Analyzing the Dry Sliding Wear Performance on Aluminum 6061 Alloy Reinforced with SIC And B₄C Hybrid Nanocomposite

The methodology of enhancing the wear resistance of hybrid Metal Matrix Composites (MMCs) involves reinforcing the metal or alloy with robust materials. This study focuses on the manufacturing of a hybrid nanocomposite, which includes 0.6 vol.% of Silicon Carbide (SiC) and 0.2 vol.% of Boron Carbide (B₄C) nanoparticles with aluminum (Al) 6061 alloy. This is achieved through an ultrasonic assisted stir casting methodology, and a pin-on-disc tribometer is used to investigate the sliding wear rate and Coefficient of Friction (COF). Vicker's microhardness tester evaluated the microhardness of the nanocomposite, revealing it to be 18% harder than the Al 6061 alloy.
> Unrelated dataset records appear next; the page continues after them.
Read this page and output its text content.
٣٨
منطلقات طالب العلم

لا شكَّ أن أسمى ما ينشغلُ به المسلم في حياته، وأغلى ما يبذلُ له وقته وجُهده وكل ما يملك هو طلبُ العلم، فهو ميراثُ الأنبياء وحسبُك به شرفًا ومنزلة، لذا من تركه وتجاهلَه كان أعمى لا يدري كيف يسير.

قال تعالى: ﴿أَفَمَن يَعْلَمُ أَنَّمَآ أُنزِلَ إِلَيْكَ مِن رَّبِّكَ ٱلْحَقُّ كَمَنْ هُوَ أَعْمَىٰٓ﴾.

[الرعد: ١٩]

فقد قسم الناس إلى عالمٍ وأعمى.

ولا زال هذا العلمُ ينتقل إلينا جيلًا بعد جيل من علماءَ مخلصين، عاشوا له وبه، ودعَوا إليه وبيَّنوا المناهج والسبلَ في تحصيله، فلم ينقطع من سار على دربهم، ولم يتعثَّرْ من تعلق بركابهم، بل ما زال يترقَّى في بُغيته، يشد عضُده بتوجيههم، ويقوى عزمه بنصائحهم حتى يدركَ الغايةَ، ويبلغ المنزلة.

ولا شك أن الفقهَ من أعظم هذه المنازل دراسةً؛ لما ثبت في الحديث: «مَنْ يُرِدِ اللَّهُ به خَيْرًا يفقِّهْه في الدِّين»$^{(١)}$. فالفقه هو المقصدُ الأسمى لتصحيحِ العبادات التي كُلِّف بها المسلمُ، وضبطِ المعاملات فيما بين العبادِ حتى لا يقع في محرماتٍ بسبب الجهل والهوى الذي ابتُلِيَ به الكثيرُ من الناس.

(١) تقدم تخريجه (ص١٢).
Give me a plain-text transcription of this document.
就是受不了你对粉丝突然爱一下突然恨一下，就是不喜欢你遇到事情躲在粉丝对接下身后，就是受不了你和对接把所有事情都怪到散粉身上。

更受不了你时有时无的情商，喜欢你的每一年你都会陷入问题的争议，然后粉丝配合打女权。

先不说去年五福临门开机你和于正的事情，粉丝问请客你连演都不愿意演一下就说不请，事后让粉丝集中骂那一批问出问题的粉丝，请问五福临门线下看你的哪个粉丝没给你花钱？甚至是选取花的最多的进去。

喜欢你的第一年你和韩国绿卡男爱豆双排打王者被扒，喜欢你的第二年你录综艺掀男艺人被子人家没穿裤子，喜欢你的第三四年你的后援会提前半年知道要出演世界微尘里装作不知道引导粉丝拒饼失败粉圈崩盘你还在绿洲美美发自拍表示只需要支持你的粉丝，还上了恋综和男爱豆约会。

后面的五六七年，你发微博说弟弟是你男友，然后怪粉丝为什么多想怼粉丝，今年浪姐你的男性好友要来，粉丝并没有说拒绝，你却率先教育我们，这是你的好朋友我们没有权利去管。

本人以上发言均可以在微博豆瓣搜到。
Further, the metallurgical examination done through Hi-Resolution Scanning Electron Microscope (HRSEM) and X-ray diffraction (XRD) techniques confirmed the existence of SiC and B₄C nanoparticles. The wear experiment was done under diverse input wear experiment variables such as applied load, sliding velocity, and sliding distance, and optimization was done through Taguchi’s technique. Applied load contributed 40.9% to wear rate, and increasing load increased wear rate due to higher pin-counter disc contact pressure. Sliding speed contributed 42.18% to the COF, while increasing it decreased it due to lower pin-disc contact. The worn area inspection revealed an abrasive wear mechanism with substantial surface degradation at higher loads. The study may progress science and develop stronger materials for many purposes.